O God-centered poverty,
whom the Lord Jesus Christ
who ruled and now rules heaven and earth,
who spoke and all things were made,
condescended to embrace before all else!

"The foxes have dens," he says, "and the birds of the air have nests, but the Son of Man, Christ, has nowhere to lay his head", but bowing his head gave up his spirit.

If so great and good a Lord, then, on coming into the Virgin's womb, chose to appear despised and needy, and poor in this world so that people who were in utter poverty, want and absolute need of heavenly nourishment might become rich in him by possessing the kingdom of heaven, be very joyful and glad! Be filled with a remarkable happiness and a spiritual joy! Because, since contempt of the world has pleased you more than its honours, poverty more than earthly riches, and you have sought to store up greater treasures in heaven rather than on earth, where rust does not consume nor moth destroy nor thieves break in and steal, your reward is very rich in heaven! And you have truly merited to be called a sister, spouse and mother of the Son of the Most High Father and of the glorious Virgin.

You know, I believe, that the kingdom of heaven is promised and given by the Lord only to the poor for she who loves temporal things loses the fruit of love. Such a person cannot serve God and money, for either the one is loved and the other hated, or the one is served and the despised.

You also know that one who is clothed cannot fight another who is naked, because she is more quickly thrown who gives her adversary a chance to get hold of her; and that one who lives in the glory of the earth cannot rule with Christ in heaven.

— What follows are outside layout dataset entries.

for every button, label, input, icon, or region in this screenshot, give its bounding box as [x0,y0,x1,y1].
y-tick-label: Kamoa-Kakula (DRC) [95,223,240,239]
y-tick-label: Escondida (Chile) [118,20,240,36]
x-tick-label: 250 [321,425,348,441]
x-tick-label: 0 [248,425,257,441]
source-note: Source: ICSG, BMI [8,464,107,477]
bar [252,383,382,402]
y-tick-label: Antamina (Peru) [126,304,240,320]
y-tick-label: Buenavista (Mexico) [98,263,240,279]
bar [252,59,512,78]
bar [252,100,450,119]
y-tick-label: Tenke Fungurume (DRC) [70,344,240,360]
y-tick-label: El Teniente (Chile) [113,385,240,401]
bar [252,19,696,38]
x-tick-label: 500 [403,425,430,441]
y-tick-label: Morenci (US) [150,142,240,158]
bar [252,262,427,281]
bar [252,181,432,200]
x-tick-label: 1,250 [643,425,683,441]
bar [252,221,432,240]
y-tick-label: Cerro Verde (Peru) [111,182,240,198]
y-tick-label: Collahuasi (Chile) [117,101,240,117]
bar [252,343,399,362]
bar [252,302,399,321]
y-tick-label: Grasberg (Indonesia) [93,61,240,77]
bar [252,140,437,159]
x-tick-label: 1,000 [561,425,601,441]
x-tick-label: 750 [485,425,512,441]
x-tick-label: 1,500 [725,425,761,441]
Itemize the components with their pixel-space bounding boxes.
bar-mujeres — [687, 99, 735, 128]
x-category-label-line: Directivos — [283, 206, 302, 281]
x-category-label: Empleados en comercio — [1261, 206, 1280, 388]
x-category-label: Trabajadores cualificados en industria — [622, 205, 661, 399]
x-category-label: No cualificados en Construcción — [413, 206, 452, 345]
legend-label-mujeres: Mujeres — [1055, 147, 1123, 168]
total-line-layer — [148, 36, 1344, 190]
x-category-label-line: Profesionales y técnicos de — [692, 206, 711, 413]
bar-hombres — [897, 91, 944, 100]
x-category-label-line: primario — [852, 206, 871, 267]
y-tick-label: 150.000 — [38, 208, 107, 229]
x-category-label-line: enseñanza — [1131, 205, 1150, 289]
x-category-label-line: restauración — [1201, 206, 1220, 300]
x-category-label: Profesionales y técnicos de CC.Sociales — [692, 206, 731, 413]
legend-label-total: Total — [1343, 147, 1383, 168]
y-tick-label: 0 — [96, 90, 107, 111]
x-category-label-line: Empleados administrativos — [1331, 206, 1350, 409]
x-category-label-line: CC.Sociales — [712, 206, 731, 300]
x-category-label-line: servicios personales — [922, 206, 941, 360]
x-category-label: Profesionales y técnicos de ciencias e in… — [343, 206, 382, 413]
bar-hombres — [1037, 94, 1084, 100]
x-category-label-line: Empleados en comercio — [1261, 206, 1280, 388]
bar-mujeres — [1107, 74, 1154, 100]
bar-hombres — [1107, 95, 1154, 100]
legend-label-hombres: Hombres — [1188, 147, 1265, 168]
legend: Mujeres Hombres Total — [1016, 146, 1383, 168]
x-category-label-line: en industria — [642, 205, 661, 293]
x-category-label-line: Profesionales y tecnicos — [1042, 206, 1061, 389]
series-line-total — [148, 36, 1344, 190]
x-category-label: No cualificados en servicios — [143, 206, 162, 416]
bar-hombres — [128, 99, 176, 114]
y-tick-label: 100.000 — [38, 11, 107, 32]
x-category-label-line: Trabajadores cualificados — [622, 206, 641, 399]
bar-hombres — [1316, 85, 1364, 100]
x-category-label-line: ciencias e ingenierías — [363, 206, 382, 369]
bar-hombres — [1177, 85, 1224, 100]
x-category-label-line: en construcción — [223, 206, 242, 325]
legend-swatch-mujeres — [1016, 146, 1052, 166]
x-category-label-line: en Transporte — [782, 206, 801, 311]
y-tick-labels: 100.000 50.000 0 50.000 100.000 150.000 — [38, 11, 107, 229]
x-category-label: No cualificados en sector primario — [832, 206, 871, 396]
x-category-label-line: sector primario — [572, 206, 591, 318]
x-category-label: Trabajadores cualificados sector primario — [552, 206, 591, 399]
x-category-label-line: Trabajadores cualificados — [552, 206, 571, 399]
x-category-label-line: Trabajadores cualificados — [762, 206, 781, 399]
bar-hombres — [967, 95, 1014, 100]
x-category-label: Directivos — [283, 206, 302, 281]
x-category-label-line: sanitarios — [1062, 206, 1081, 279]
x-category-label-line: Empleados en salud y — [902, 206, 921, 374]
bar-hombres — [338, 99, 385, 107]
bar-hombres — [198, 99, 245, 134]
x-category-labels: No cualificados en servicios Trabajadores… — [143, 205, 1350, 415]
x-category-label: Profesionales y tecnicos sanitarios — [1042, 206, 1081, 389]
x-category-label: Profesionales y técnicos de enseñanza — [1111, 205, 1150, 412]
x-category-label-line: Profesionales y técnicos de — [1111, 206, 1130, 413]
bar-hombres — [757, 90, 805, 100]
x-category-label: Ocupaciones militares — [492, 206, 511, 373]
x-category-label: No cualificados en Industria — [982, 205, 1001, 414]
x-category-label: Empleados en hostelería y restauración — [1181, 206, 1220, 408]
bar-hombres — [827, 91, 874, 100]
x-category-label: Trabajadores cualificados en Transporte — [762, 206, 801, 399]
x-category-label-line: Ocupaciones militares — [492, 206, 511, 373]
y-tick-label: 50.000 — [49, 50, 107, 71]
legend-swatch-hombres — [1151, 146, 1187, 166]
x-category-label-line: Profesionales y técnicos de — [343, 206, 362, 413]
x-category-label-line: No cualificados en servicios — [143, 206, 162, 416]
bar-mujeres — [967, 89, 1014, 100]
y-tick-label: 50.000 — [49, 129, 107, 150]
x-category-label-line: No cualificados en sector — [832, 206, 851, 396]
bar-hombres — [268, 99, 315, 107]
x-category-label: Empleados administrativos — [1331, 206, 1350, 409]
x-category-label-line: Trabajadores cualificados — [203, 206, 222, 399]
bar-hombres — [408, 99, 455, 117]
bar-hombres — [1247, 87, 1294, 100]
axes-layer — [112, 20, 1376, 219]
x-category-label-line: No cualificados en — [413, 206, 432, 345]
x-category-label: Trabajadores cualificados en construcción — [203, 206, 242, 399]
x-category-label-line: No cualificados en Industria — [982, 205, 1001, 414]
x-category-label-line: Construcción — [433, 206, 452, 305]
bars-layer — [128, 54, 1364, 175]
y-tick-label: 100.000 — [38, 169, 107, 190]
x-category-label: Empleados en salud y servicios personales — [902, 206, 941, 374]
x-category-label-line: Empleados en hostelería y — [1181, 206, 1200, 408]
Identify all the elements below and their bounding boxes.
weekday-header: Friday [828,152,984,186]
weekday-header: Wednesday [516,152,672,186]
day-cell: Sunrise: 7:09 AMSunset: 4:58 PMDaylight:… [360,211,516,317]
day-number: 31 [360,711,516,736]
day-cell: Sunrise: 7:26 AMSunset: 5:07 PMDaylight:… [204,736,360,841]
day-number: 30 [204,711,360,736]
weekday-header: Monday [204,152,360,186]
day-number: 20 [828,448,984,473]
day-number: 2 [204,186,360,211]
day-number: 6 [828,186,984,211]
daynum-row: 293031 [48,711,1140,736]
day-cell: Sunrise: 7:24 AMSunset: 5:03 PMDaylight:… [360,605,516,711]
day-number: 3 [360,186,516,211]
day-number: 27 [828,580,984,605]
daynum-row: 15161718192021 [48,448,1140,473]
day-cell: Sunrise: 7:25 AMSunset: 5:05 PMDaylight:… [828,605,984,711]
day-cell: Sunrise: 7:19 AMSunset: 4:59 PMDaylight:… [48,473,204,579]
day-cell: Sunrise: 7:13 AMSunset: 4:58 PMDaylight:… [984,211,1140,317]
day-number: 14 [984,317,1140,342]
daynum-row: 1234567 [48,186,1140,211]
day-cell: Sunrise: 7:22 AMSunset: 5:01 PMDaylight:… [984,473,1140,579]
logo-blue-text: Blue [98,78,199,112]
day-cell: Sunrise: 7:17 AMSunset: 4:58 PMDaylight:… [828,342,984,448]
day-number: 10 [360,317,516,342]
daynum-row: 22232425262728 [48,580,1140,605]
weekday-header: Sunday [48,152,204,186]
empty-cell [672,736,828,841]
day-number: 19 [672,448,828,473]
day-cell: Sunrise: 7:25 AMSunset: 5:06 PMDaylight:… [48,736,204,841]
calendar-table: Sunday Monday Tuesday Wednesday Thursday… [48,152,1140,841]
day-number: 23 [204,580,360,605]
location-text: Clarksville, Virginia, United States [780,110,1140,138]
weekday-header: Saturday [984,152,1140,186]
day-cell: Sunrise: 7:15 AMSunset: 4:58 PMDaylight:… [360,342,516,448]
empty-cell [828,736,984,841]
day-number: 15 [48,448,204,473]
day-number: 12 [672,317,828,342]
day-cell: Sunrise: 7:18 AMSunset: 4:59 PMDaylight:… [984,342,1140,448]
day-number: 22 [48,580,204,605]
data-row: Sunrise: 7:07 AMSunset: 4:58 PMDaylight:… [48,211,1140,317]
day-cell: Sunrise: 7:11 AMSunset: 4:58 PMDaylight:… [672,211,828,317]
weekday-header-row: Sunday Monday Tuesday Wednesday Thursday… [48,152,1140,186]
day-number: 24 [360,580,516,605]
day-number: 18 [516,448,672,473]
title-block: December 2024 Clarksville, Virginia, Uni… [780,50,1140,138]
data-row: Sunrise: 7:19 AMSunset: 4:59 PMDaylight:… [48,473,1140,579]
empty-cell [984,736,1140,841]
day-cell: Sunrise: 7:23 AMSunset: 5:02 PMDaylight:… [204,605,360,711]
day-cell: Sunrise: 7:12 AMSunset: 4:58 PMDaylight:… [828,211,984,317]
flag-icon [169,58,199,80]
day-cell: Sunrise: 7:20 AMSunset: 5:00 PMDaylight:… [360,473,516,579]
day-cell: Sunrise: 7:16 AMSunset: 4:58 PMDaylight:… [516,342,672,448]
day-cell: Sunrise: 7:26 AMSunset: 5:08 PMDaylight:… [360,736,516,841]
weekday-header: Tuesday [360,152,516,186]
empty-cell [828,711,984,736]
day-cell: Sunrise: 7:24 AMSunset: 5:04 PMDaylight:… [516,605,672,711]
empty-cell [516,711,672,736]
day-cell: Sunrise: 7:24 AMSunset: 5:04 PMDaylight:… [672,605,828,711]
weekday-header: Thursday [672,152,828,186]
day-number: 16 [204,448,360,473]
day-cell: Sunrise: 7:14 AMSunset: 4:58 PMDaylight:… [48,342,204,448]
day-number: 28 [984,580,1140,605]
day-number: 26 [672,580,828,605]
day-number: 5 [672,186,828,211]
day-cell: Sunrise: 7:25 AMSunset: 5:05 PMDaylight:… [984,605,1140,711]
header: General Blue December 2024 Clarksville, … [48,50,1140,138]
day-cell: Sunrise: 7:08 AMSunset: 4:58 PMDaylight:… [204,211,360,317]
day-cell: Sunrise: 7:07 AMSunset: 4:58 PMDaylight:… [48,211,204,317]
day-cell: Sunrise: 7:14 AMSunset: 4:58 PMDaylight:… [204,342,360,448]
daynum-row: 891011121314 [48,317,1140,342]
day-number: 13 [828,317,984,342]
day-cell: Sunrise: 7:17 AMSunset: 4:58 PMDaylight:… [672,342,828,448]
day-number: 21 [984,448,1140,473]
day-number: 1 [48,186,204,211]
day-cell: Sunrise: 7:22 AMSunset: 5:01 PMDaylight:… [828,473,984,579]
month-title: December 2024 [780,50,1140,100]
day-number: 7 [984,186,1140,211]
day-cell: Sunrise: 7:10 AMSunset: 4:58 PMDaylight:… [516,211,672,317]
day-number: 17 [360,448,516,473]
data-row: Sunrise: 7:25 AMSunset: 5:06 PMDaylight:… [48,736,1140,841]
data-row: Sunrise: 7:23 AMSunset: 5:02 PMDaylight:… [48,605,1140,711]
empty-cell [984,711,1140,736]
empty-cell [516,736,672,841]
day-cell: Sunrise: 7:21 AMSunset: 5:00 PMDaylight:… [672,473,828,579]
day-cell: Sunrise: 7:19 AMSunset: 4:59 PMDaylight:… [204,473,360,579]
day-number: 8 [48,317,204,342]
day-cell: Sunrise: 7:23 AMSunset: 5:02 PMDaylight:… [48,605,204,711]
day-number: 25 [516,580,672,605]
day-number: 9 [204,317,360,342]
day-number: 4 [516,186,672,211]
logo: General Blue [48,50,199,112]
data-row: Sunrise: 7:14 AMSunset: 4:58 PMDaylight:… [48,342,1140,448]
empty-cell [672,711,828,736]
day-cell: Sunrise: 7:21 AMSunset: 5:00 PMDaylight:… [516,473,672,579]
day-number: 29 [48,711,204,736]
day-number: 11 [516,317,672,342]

Again you know that is easier for a camel to pass through the eye of a needle than for a rich person to enter the kingdom of heaven. Therefore, you have cast aside your garments, that is earthly riches, that you might not be overcome by the one fighting against you and you might enter the kingdom of heaven through the straight path and narrow gate.

What a great and praiseworthy exchange:
to leave the things of time for those of eternity,
to choose the things of heaven for the goods of earth,
to receive the hundred-fold in place of one,
and to possess a blessed eternal life!

Because of this I have resolved, as best I can, to beg Your Excellency and your holiness by my humble prayers in the mercy of Christ, to be strengthened in his holy service, and to progress from good to better, from virtue to virtue, that he whom you serve with the total desire of your soul may bestow on you the reward for which you so long.

I also beg you in the Lord, as much as I can, to include in your holy prayers me, your servant, though useless, and the other sisters with me in the monastery, who are all devoted to you, that by their help we may merit the mercy of Jesus Christ, and together with you may merit to enjoy the everlasting vision.

Farewell in the Lord. And pray for me.